How an NHL Lockout Might Affect the National Lacrosse League

Jim Flannery@@calgaryjimboAnalyst ISeptember 15, 2012

(Photo: nll.com)
(Photo: nll.com)

With a lengthy lockout looming for the NHL, winter sports fans are now faced with the prospect of going without one of the major North American pro sports for a prolonged period of time.

Many fans who recall the cancellation of the 2004-2005 hockey season will focus their attention on the NFL and/or NBA, but some might be willing try something a little different and give the National Lacrosse League a chance.

From that perspective, the NLL would love to see a prolonged work stoppage from the NHL.

Hockey fans who are used to spending their time and money at the arena might be swayed to shift that investment to a game that is similar to what they're used to, but not quite identical.

Earlier this year, the NLL avoided the mess the NHL is currently in when the owners and players reached an agreement on a one-year deal for the 2013 season that ensures the league will get through another season without labor strife.

With seven of the nine NLL franchises in cities that are home to NHL teams, luring hockey fans to the stadium to give box lacrosse a try seems like an obvious strategy—and with NLL ticket sales waning steadily over the last several years, getting more people in the seats is a priority.
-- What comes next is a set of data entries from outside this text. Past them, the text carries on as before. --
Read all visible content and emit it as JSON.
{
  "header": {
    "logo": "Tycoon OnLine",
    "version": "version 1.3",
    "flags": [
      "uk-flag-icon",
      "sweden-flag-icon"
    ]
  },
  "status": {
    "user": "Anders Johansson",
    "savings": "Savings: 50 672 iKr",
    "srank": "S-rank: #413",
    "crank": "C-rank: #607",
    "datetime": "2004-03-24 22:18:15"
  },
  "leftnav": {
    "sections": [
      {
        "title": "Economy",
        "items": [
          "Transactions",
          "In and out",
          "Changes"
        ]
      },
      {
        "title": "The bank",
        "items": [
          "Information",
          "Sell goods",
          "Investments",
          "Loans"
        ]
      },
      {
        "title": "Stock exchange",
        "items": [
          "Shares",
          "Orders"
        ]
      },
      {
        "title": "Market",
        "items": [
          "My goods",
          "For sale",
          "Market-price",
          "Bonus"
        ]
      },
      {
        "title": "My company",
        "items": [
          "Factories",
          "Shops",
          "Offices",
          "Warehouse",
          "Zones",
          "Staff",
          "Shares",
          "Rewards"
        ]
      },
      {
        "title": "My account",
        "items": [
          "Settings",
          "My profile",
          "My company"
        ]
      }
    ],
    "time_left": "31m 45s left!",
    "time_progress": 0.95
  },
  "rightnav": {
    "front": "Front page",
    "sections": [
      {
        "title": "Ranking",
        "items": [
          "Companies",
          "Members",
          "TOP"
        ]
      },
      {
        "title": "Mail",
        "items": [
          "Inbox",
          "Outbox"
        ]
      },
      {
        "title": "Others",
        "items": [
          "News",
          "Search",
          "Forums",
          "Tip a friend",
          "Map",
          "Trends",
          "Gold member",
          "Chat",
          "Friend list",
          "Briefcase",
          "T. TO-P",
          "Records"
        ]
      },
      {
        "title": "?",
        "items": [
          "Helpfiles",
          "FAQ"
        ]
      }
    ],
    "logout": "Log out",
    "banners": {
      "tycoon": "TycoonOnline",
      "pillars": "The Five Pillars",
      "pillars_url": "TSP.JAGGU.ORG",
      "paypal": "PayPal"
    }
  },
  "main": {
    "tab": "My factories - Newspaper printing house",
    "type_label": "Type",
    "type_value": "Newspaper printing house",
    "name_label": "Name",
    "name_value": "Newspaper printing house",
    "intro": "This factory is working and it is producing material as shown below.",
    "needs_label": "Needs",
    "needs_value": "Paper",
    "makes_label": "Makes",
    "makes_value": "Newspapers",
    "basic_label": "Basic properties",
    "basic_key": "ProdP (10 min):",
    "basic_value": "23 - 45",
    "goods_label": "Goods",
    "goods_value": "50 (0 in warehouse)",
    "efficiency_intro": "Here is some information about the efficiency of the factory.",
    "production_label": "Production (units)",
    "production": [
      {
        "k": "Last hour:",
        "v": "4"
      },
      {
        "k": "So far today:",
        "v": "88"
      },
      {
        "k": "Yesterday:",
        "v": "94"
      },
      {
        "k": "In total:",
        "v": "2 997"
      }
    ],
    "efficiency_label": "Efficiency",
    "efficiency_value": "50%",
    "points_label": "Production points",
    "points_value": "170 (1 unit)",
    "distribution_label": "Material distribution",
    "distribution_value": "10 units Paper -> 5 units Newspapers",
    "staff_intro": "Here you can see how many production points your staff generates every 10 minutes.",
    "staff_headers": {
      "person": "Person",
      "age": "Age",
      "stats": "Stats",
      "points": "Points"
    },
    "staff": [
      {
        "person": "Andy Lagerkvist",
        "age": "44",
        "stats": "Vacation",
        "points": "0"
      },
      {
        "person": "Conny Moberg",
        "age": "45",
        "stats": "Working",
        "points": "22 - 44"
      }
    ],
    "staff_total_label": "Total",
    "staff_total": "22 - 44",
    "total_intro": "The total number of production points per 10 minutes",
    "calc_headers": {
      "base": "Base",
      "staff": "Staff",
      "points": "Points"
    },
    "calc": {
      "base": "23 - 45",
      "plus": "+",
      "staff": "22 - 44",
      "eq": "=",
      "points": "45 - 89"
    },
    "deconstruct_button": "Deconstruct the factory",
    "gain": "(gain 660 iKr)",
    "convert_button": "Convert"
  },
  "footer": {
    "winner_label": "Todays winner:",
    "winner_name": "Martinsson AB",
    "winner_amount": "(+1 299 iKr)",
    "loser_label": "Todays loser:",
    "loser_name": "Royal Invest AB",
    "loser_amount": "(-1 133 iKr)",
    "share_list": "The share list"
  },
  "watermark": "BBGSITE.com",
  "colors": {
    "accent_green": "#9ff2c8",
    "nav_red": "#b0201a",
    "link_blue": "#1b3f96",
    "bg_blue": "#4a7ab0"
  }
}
Of course, the problem with that whole strategy is that the NLL teams in NHL towns tend to get a lot of cross-pollination from advertising at hockey games.

Take away the hockey games and it's more challenging to reach that audience with the lacrosse message.

The league needs to take a good, hard look at their marketing model and decide if now is the time to go all-in—aggressively market themselves for the upcoming year and hope it pays dividends at the turnstiles.

In my humble opinion, this is as good an opportunity as they are likely to get in the immediate future.

Then again, it's potentially a big gamble considering that a return to work for the NHL before the NLL's January 5 opening day would render the whole venture academic.